Licking my lips, I open my mouth to give her my stage name, one that I’ve been using for seventeen years. It feels more like my name these days than my actual birth name. I hesitate for some reason.

“Stephanie,” I say, the name tumbling from my lips without me being able to stop myself.

She nods, then shifts back onto her pedals. “By y’all,” she calls out before she starts to pedal her bike down the road.

I watch her for a moment before my gaze shifts back to the old house.

My old house now.

Unable to take another step toward the house, I walk back around my car, slipping into the driver’s seat. Starting the engine, I let out a heavy sigh as I shift the car into drive and head toward the hotel.
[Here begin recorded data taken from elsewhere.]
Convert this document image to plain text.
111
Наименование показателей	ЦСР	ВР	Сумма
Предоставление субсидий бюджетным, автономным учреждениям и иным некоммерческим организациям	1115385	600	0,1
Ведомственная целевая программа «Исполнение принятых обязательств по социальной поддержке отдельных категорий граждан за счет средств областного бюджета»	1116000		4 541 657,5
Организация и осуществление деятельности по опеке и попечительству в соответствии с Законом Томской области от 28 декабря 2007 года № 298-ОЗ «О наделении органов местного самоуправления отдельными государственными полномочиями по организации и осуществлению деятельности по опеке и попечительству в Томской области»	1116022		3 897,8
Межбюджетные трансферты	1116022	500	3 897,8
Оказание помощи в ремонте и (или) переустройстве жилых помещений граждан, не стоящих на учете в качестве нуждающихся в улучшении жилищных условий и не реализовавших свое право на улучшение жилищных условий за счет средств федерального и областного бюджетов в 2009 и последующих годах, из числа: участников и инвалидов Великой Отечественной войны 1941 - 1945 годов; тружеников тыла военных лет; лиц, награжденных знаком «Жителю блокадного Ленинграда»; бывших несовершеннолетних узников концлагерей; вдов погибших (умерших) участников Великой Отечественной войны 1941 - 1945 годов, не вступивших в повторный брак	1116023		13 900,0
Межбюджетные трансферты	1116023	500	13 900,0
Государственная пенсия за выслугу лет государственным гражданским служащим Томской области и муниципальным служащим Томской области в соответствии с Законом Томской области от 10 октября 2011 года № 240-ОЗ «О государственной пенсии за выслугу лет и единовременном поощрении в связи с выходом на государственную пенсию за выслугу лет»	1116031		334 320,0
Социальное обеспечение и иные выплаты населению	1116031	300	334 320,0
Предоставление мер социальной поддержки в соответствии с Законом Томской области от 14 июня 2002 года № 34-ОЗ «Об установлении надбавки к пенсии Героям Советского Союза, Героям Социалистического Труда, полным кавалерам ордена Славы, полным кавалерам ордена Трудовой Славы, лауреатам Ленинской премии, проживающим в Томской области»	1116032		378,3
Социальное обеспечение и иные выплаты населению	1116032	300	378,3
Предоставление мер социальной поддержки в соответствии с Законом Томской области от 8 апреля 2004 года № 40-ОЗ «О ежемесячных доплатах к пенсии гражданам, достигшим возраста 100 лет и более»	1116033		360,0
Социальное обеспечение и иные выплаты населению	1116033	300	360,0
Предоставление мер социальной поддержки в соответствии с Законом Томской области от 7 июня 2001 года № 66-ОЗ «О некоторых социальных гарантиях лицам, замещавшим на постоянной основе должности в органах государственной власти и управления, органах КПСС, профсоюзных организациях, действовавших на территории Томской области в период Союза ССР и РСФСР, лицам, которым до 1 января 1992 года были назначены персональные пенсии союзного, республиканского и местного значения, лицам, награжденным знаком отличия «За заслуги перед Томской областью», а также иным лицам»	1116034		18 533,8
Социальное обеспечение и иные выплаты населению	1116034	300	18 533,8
I snort, hotel, yeah. It’s a motel at best. The only one in town and their idea of a suite is a room with a mini-fridge. I’ll be lucky if I can get a non-smoking room and hot water. I drive through the town square, needing to see for myself if anything at all has changed.

It hasn’t.

The storefronts may not be decorated like they were twenty years ago, but everything is exactly as it was. This place is like being in a time warp. Nothing changes. Not even the clothes of the people walking around.

Deciding I need a break and some food, I park right in front of the diner, one that I don’t think will ever go away. My eyes travel the people walking up and down the sidewalk, not that there are many.